Six régions concernées
L’annonce a été faite mardi 8 septembre par le ministère de la Santé et de la Protection sociale.
Les nouvelles structures sont réparties entre Casablanca-Settat, Guelmim-Oued Noun, Béni Mellal-Khénifra, l’Oriental, Tanger-Tétouan-Al Hoceïma et Marrakech-Safi.
Ces établissements ont fait l’objet de travaux de réhabilitation et d’équipement avant leur mise en service. Au total, 50 professionnels de santé ont été mobilisés pour assurer les prestations médicales et infirmières.
L’objectif est clair : permettre aux habitants, notamment dans les zones rurales, d’accéder plus facilement aux soins de base sans devoir parcourir de longues distances.
Marrakech-Safi en tête
La région de Marrakech-Safi compte cinq des 15 établissements nouvellement opérationnels. Ils se trouvent tous dans la province de Chichaoua.
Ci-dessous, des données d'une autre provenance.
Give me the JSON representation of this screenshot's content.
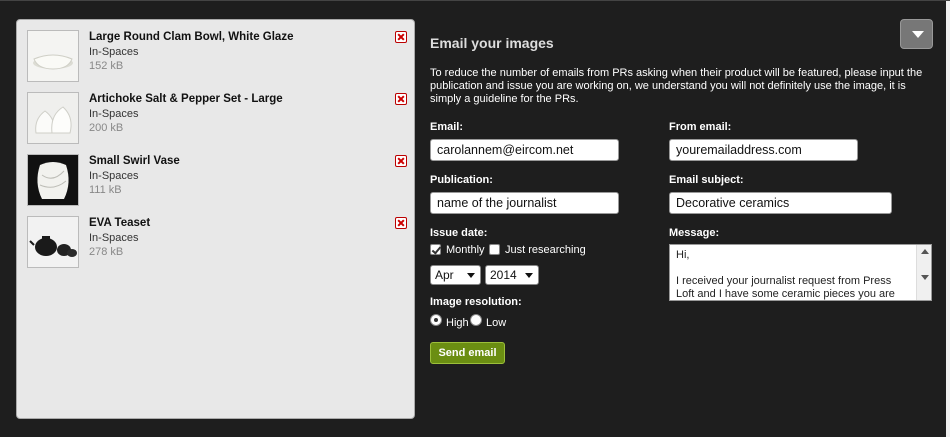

Il s’agit notamment du centre de santé urbain de deuxième niveau d’Imintanoute, du centre de santé rural de deuxième niveau de Douirane et du centre de santé rural de premier niveau de Mzouda. Deux dispensaires ruraux, à Bouzouga et Laadilate, complètent ce dispositif.
Béni Mellal-Khénifra compte, de son côté, quatre nouvelles structures dans les provinces d’Azilal et de Khénifra. Trois dispensaires ont été ouverts à Guimmi, Bouhrazen et Ait Ouirar, tandis que Sidi Bouaabad accueille le quatrième.
Dans l’Oriental, trois établissements ont également été mis en service. Ils sont situés à Jerada et Berkane.
Des soins plus proches du quotidien
Les trois autres structures sont réparties entre Casablanca-Settat, Tanger-Tétouan-Al Hoceïma et Guelmim. À Nouaceur, le centre de santé urbain de premier niveau de Dar Bouazza vient renforcer l’offre locale.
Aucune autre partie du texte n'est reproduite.